L’ITER DEI 6,3 MILIARDI DI PRESTITO A FCA

«Il prestito di 6,3 mld garantito dalla Sace a FCA Italia, non va visto come un favore ai proprietari, ma come un modo di salvaguardare il nostro sistema produttivo, anche perché l’azienda paga le tasse e versa gli stipendi in Italia.

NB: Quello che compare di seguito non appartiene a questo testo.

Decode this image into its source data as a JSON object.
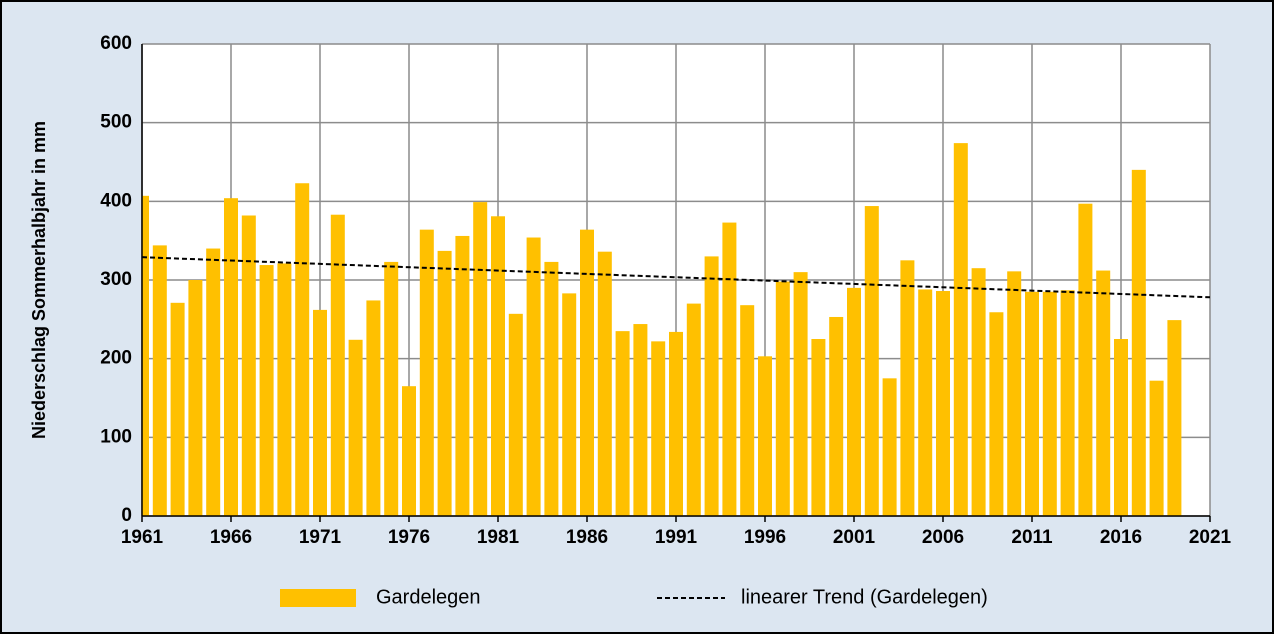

Forse si potrebbe studiare, per questi casi, una forma di garanzia finanziaria di livello europeo, coinvolgendo la BCE, ma la politica deve smetterla di interpretare queste operazioni finanziarie come elargizioni ‘pro bono’» fa sapere il presidente della CIDA (Confederazione Italiana Dirigenti d’Azienda), Mario Mantovani, in una intervista a “Reputation Rewiew”. Mentre in tutta Europa le grandi aziende dell’auto stanno tutte richiedendo aiuti agli Stati per provare a superare la crisi e rilanciare la filiera, in Italia la polemica su Fca non abbandona neanche i palazzi della politica: secondo Paolo Longobardi, presidente onorario di Unimpresa, «Il denaro che il gruppo Fiat Chrysler Automobiles presta abitualmente alla sua rete di concessionari di automobili viene erogato attraverso finanziamenti della controllata Fca Bank con interessi che vanno dal 5% al 6%».

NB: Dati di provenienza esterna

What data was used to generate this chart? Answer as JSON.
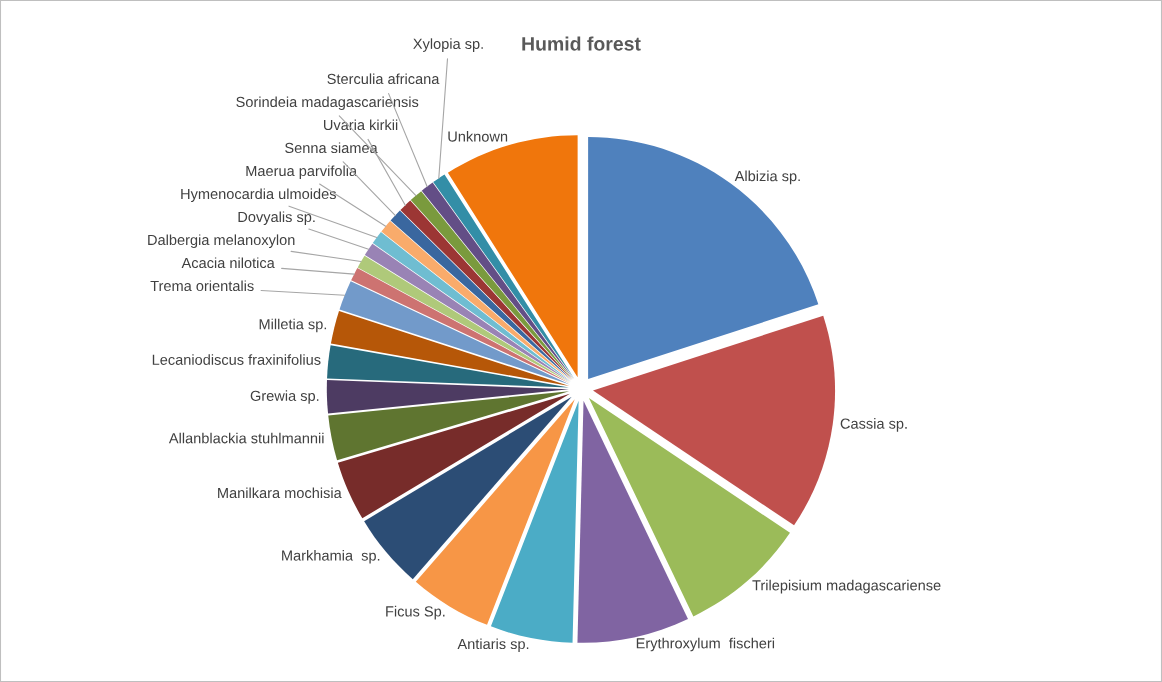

C’è da sperare, conclude Unimpresa nella dura nota, «che queste condizioni vengano riviste immediatamente, con importanti abbattimenti dei tassi, qualora Intesa Sanpaolo, che proprio domani (oggi, ndr) riunisce il consiglio di amministrazione per deliberare su questa operazione, decida di accordare il finanziamento da 6,5 miliardi di euro coperto da garanzia statale». La polemica era nata nei giorni scorsi dopo che Fca, con sede legale in Olanda, ha confermato la possibilità che a fine giugno si possa procedere al pagamento di un dividendo straordinario di 5,5 miliardi di euro, con diverse voci che a quel punto si erano espresse contrarie alla richiesta di garanzia statale del prestito a Banca Intesa. Dopo l’eventuale Ok del Cda di oggi, la palla passa alla Sace e al Mef che dovranno dare il loro via libera definitivo, ma l’esito è alquanto scontato: «è praticamente certo che Fca otterrà un tasso intorno al 2% da Intesa Sanpaolo, il governo rassicura sul fatto che i 6,3 miliardi di euro verranno investiti per sostenere la filiera produttiva e commerciale italiana», riportano le fonti dell’Ansa.